Investigadores han hallado un vínculo entre dos afecciones auditivas comunes y tratables y un aumento en el riesgo de demencia, según un estudio publicado en la revistaOtolaryngology–Head and Neck Surgery.
El estudio, dirigido por especialistas de la Universidad de Columbia y la Universidad de Utah, determinó que las perforaciones del tímpano y el colesteatoma —un crecimiento anormal de piel en el oído medio— están relacionados con una mayor probabilidad de sufrir deterioro cognitivo.
Tras analizar los datos de más de 363.000 participantes del programa de investigación 'All of Us' de los Institutos Nacionales de Salud (NIH), los investigadores descubrieron que las personas con perforaciones timpánicas tenían más del doble de probabilidades de desarrollar demencia en comparación con quienes no presentaban esta afección.
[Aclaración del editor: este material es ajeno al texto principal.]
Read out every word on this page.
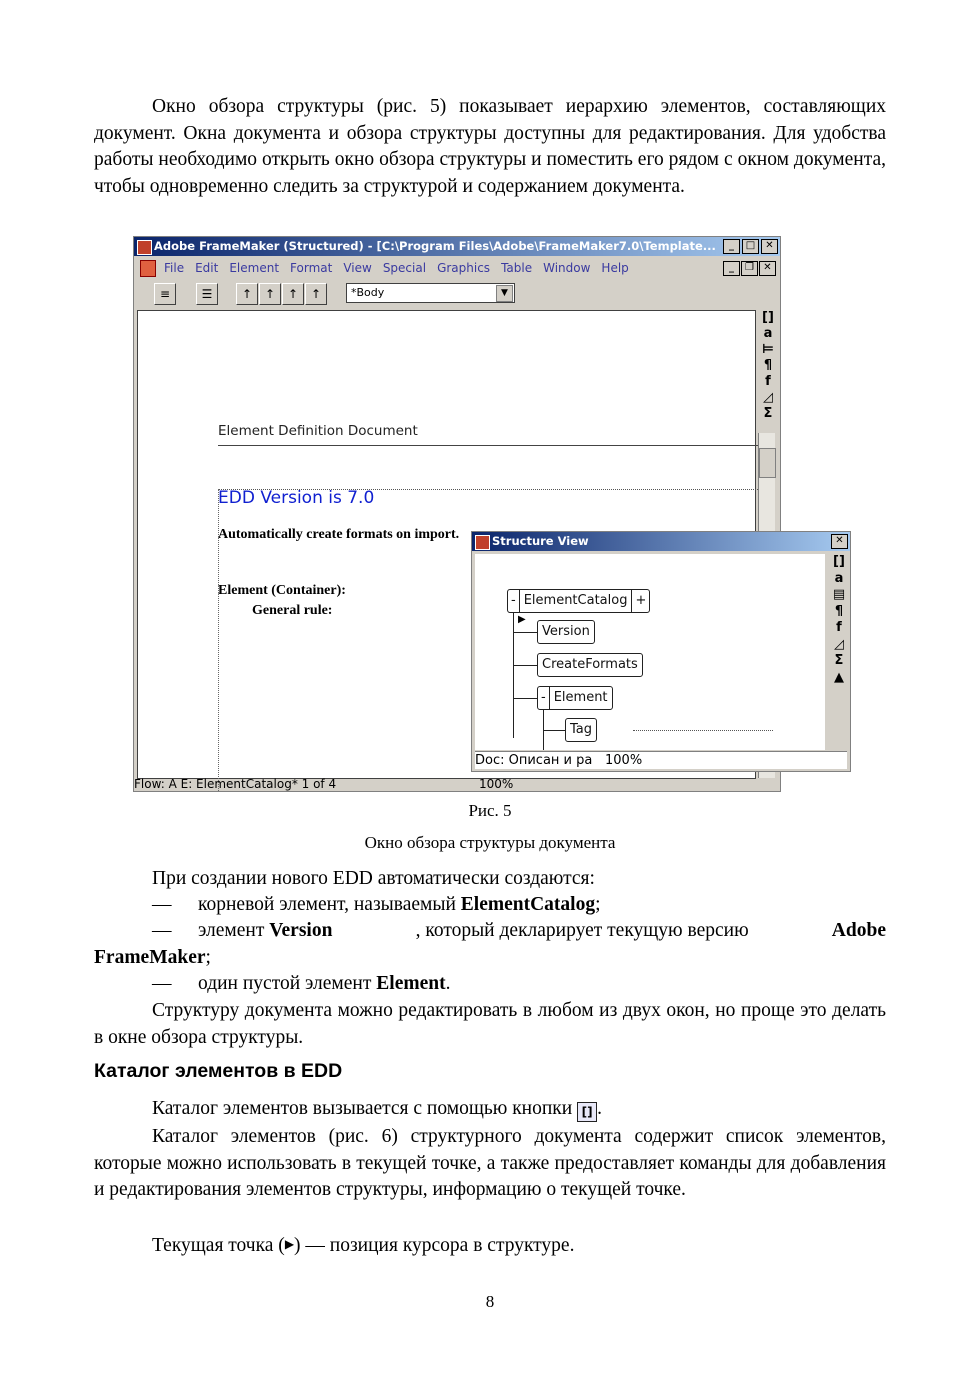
Окно обзора структуры (рис. 5) показывает иерархию элементов, составляющих документ. Окна документа и обзора структуры доступны для редактирования. Для удобства работы необходимо открыть окно обзора структуры и поместить его рядом с окном документа, чтобы одновременно следить за структурой и содержанием документа.
Adobe FrameMaker (Structured) - [C:\Program Files\Adobe\FrameMaker7.0\Template...	_	□	✕
File Edit Element Format View Special Graphics Table Window Help	_	❐ ✕
≡	☰	↑	↑	↑	↑	*Body	▼
Element Definition Document
EDD Version is 7.0
Automatically create formats on import.
Element (Container):
General rule:
[]
a
⊨
¶
f
◿
Σ
Flow: A E: ElementCatalog* 1 of 4	100%
Structure View	✕
- ElementCatalog +
▶
Version
CreateFormats
- Element
Tag
[]
a
▤
¶
f
◿
Σ
▲
Doc: Описан и ра 100%
Рис. 5
Окно обзора структуры документа
При создании нового EDD автоматически создаются:
— корневой элемент, называемый ElementCatalog;
— элемент Version	, который декларирует текущую версию	Adobe
FrameMaker;
— один пустой элемент Element.
Структуру документа можно редактировать в любом из двух окон, но проще это делать в окне обзора структуры.
Каталог элементов в EDD
Каталог элементов вызывается с помощью кнопки [] .
Каталог элементов (рис. 6) структурного документа содержит список элементов, которые можно использовать в текущей точке, а также предоставляет команды для добавления и редактирования элементов структуры, информацию о текущей точке.
Текущая точка (▶) — позиция курсора в структуре.
8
Quienes padecían colesteatoma también enfrentaban un riesgo casi doble. No obstante, el estudio señaló que la otosclerosis, una afección que afecta a los huesecillos del oído medio, no mostró una asociación significativa con la demencia.
El tratamiento podría reducir el riesgo
Un punto crucial del estudio es que abordar estas afecciones mediante cirugía o el uso de audífonos podría mitigar los riesgos neurológicos.
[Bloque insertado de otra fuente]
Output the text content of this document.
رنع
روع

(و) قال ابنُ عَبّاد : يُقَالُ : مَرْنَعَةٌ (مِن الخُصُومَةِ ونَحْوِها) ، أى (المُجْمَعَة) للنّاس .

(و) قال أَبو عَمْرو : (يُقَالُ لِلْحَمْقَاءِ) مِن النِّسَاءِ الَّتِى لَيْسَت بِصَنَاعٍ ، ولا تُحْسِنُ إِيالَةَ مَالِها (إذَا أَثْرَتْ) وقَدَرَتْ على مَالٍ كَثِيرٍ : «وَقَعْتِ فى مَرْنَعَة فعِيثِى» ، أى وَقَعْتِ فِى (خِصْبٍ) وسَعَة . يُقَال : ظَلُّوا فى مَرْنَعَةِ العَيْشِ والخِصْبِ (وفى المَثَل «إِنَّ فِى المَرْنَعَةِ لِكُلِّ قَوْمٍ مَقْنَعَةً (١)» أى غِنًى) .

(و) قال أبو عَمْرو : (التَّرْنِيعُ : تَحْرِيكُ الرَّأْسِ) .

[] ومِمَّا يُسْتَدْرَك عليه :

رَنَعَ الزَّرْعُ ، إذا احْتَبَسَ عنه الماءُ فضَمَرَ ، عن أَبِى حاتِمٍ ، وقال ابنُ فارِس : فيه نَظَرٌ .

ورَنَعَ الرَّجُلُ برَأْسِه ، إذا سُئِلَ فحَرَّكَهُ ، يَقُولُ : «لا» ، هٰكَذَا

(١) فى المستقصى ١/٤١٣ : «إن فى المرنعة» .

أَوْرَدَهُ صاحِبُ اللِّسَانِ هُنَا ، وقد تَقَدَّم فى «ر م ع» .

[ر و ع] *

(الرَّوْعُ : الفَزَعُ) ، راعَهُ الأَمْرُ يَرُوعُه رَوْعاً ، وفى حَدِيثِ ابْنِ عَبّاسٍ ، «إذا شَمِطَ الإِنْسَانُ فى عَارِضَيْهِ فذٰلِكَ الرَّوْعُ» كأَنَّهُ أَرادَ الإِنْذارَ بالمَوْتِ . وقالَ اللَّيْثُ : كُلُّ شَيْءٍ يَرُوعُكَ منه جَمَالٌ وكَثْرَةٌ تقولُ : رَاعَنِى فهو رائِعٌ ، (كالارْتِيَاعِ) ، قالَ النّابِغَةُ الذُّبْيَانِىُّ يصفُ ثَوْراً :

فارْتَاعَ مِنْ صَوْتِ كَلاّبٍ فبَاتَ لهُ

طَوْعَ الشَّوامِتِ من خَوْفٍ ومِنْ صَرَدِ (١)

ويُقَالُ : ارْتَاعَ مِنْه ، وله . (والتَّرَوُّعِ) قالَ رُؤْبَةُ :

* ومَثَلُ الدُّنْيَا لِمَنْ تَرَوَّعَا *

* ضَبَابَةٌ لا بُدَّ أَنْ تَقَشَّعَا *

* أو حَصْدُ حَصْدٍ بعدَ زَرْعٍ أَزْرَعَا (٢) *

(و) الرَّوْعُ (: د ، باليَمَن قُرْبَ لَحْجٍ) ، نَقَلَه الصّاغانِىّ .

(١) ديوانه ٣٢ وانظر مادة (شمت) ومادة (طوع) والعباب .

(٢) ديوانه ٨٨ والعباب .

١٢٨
Al contabilizar la intervención quirúrgica, el vínculo entre el colesteatoma y la demencia dejó de ser estadísticamente significativo. Del mismo modo, el uso de audífonos redujo la asociación en ambos casos.
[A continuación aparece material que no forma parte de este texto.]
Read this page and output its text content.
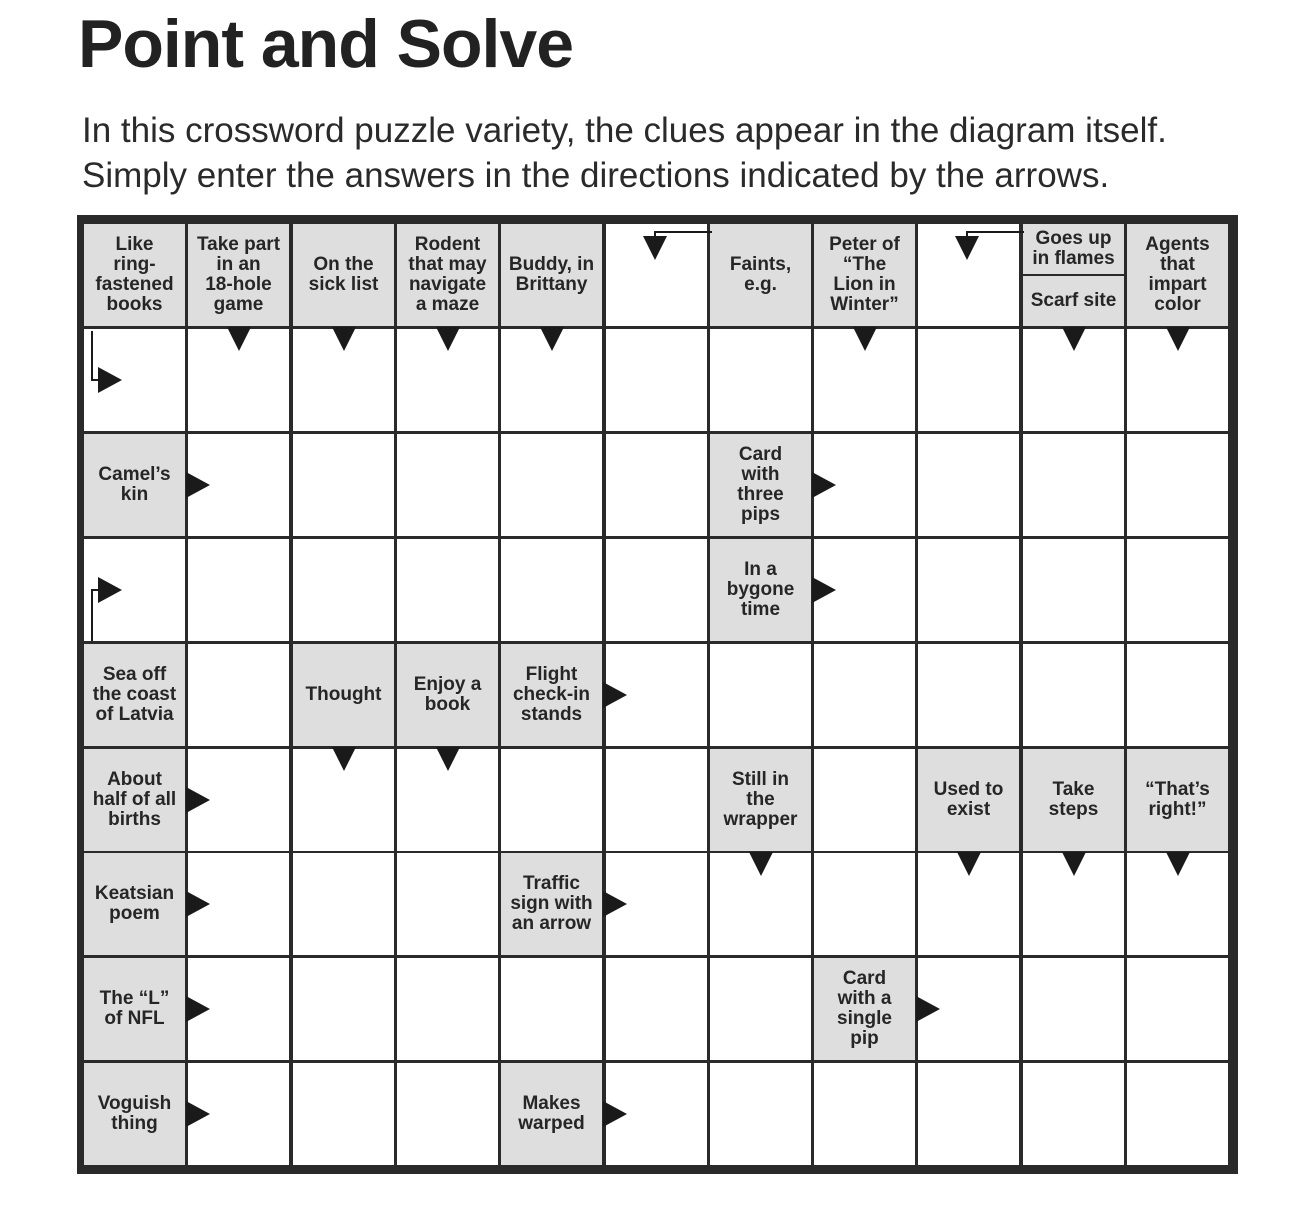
Point and Solve

In this crossword puzzle variety, the clues appear in the diagram itself.
Simply enter the answers in the directions indicated by the arrows.

Like
ring-
fastened
books
Take part
in an
18-hole
game
On the
sick list
Rodent
that may
navigate
a maze
Buddy, in
Brittany
Faints,
e.g.
Peter of
“The
Lion in
Winter”
Goes up
in flames
Scarf site
Agents
that
impart
color
Camel’s
kin
Card
with
three
pips
In a
bygone
time
Sea off
the coast
of Latvia
Thought	Enjoy a
book
Flight
check-in
stands
About
half of all
births
Still in
the
wrapper
Used to
exist
Take
steps
“That’s
right!”
Keatsian
poem
Traffic
sign with
an arrow
The “L”
of NFL
Card
with a
single
pip
Voguish
thing
Makes
warped
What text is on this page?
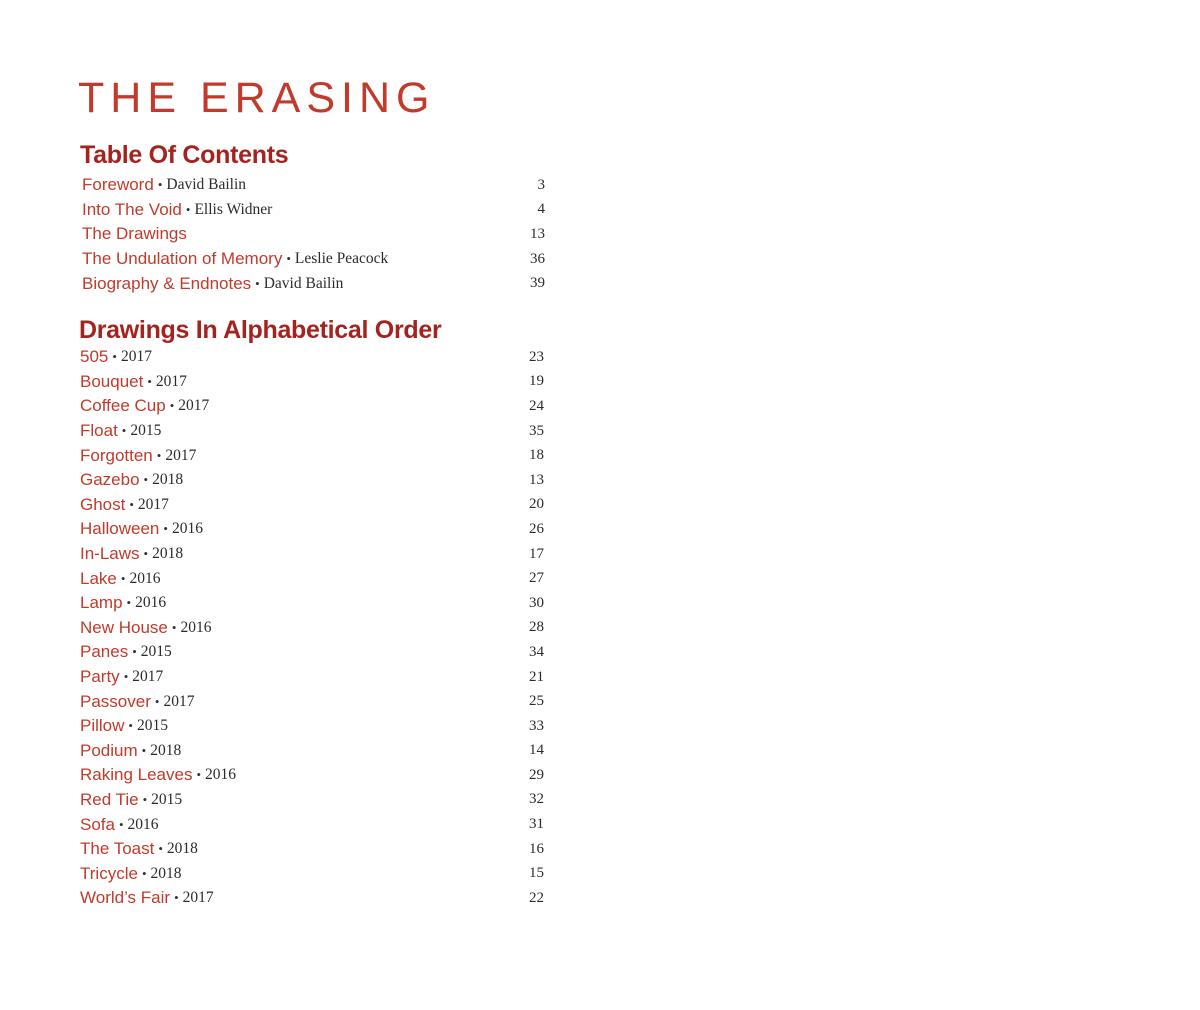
THE ERASING
Table Of Contents
Foreword • David Bailin	3
Into The Void • Ellis Widner	4
The Drawings	13
The Undulation of Memory • Leslie Peacock	36
Biography & Endnotes • David Bailin	39
Drawings In Alphabetical Order
505 • 2017	23
Bouquet • 2017	19
Coffee Cup • 2017	24
Float • 2015	35
Forgotten • 2017	18
Gazebo • 2018	13
Ghost • 2017	20
Halloween • 2016	26
In-Laws • 2018	17
Lake • 2016	27
Lamp • 2016	30
New House • 2016	28
Panes • 2015	34
Party • 2017	21
Passover • 2017	25
Pillow • 2015	33
Podium • 2018	14
Raking Leaves • 2016	29
Red Tie • 2015	32
Sofa • 2016	31
The Toast • 2018	16
Tricycle • 2018	15
World’s Fair • 2017	22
"Sabemos desde hace tiempo que la pérdida auditiva no tratada está relacionada con un peor estado cognitivo en los adultos", afirmó el Dr. Justin S. Golub, autor principal del estudio en la Universidad de Columbia.
"Este estudio demuestra que formas específicas de pérdida auditiva que pueden tratarse quirúrgicamente también se relacionan de forma adversa con la cognición. Pero lo más alentador es que el tratamiento mediante cirugía de rutina puede mejorar la audición y, posiblemente, reducir el riesgo de demencia", añadió Golub.
Los hallazgos, presentados originalmente en la Reunión Anual 2025 de la AAO-HNSF, sugieren que restaurar la audición por medios médicos o mecánicos desempeña un papel fundamental en la protección de la salud cerebral.